The track plans should be considered "baseline" type of documents, as the as-built railroad differs from the track plan in a couple of spots. Hopefully they give enough insight that the reader can understand the size and scope of the layout.
The benchwork was mostly built from 3/4" plywood; I ripped the sheets of it down to 3" wide strips that I then used to provide joists and other support framework, since this was cheaper (and certainly straighter) than dimension lumber. One thing I discovered is that the big box stores (Home Depot and Lowe's) sell 3/4" plywood that 1. isn't 3/4" and 2. Isn't consistent from 1/16 to 1/4 from a nominal 3/4" inch thick. Fun times occur when you try to match up your subroadbed and find issues like this.
I started benchwork with the lowest level staging yard, which is 33" or so from the floor at track level. I build the benchwork somewhat like modules or dominoes in 8 foot long sections. I made an attempt to make things somewhat modular to make it easier to remove when the time comes to sell this house. As time went along, I moved away from the truly modular style and just built things in place once I realized that trying to fit a shelf style layout into a different room than what it was built in was probably a fool's errand and that I should save the time spent in engineering modular solutions and use it elsewhere. The upper level reflects this change, as it is homasote on top of 3/4" plywood with offset joints. (Something else learned during construction.)
When I first started laying track, I used the Woodland Scenics roadbed product, Track-bed, instead of cork, thinking that cork was "old" technology. Turned out that cork is easier to deal with and, as a big bonus, holds spikes very well, making track changes or reuse very easy. The track-bed, does not hold spikes, meaning you have to glue track down.

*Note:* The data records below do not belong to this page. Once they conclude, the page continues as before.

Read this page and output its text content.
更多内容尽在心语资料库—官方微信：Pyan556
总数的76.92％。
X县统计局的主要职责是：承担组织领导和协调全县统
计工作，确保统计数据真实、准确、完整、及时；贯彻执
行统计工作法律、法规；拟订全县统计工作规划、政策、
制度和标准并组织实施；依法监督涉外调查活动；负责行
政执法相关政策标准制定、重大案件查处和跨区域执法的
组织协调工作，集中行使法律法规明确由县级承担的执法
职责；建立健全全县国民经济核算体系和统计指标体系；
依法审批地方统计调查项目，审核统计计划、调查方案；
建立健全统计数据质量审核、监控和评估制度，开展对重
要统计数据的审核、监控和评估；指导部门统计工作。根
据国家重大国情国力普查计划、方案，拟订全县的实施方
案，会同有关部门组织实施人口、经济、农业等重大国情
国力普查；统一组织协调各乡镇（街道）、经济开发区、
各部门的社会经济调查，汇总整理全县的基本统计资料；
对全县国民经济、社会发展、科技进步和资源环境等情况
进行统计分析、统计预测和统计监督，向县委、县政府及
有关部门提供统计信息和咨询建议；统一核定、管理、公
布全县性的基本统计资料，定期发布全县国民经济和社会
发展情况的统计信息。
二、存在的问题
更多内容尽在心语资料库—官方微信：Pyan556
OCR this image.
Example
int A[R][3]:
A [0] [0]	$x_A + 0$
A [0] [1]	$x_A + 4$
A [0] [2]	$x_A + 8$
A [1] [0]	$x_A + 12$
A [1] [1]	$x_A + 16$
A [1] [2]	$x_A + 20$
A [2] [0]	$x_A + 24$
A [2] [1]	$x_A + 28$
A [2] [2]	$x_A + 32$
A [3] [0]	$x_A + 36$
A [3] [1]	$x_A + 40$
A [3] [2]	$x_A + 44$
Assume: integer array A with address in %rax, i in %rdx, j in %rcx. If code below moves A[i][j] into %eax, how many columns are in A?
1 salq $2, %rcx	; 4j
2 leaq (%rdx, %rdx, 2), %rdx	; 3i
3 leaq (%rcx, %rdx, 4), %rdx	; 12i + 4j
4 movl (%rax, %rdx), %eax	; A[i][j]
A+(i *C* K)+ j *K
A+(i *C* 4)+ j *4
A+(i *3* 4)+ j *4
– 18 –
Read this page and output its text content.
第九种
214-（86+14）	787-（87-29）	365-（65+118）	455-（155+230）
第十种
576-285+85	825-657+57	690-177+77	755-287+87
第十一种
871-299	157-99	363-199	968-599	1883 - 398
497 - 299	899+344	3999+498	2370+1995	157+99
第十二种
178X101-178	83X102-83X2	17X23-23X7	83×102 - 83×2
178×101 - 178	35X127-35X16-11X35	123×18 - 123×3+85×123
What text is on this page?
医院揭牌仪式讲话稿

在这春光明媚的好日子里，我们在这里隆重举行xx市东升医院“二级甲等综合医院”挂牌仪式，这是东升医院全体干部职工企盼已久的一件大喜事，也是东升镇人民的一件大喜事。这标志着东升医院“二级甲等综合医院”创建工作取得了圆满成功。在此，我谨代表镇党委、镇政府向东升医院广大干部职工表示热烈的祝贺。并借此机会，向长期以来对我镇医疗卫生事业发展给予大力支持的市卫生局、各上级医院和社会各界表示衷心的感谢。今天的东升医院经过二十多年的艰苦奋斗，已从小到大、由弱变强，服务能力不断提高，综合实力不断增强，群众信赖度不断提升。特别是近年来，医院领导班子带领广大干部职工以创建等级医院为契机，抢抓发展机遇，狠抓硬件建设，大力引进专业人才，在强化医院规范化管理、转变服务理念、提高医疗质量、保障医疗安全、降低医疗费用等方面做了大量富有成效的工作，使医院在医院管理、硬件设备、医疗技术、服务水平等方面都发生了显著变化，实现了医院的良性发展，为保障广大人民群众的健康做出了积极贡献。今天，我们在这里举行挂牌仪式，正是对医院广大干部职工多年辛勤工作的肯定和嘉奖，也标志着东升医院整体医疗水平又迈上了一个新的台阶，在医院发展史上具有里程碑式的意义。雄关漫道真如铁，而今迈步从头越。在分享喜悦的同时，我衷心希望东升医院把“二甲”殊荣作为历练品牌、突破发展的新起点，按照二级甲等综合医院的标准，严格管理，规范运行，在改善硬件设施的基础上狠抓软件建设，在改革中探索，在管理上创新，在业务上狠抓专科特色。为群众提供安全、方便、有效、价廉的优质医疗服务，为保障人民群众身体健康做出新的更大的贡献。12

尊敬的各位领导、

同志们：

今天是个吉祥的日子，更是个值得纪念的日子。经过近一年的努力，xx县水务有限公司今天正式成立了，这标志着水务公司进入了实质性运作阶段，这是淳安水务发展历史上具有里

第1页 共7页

This means that a good portion of the mainline will end up in the dumpster when I move anyway, no matter how modular I made it.
Note: Almost all the track on the railroad south of Acca that was glued (which was 95% plus south of Acca, including the South staging yard) ended up in the trash. I figured that I put about 1 box (25 pieces) of C83 Atlas flex, plus 2 cases of C100, plus 19 turnouts, into the landfill, which means I've got to replace that for the next one, which means my train budget will take a multiple hundred dollar hit.